RIO DE JANEIRO (Reuters) – Brazilian state prosecutors on Monday pressed charges against a German diplomat accused of the murder of his Belgian husband and are investigating reports that he has left the country after a court released him from police custody.
Uwe Herbert Hahn, who worked at the German consulate in Rio de Janeiro, was indicted by the city prosecutors’ office with aggravated murder, following the death of his husband, Walter Biot, earlier this month.
On Friday, a state court released Hahn from a preemptive arrest he had been on since Aug. 7, claiming that prosecutors missed the initial deadline to present charges.
According to Brazilian news portal G1, Hahn took a flight out of Brazil and arrived on Frankfurt, Germany, early on Monday. The prosecutors’ office said it was still investigating whether the consul left the country.
The German consulate in Rio de Janeiro could not be reached for comment.

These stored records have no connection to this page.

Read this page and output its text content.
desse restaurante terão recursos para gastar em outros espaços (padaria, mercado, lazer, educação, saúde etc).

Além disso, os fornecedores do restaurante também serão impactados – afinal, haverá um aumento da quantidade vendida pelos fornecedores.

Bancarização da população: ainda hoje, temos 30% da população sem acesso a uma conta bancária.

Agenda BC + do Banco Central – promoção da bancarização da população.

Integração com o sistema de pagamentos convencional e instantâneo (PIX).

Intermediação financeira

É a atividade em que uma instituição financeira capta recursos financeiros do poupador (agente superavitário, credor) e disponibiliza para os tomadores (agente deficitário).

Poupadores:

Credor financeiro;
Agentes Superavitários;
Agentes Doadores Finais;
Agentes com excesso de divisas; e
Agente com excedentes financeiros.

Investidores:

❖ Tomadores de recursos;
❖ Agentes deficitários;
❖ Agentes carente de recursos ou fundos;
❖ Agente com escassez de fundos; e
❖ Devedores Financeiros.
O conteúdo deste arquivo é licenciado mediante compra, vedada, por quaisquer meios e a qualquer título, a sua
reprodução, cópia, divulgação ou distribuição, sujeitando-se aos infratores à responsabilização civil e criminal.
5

On a document, prosecutors said “the crime was committed with cruel means: severe beating to which the victim was subjected, causing intense and unnecessary suffering,” the prosecutors said, adding that the victim was unable to react due to the ingestion of alcohol and anxiety medication.
The prosecutors said the accused “nurtured an abject feeling of possession for the victim, subjugating him financially and psychologically, and not admitting that the victim tried to establish some level of independence from the accused, either economically or by establishing friendship relations with other people.”
At the time of Biot’s death, Hahn said he had fallen from their apartment in the Ipanema neighborhood after suffering a sudden illness.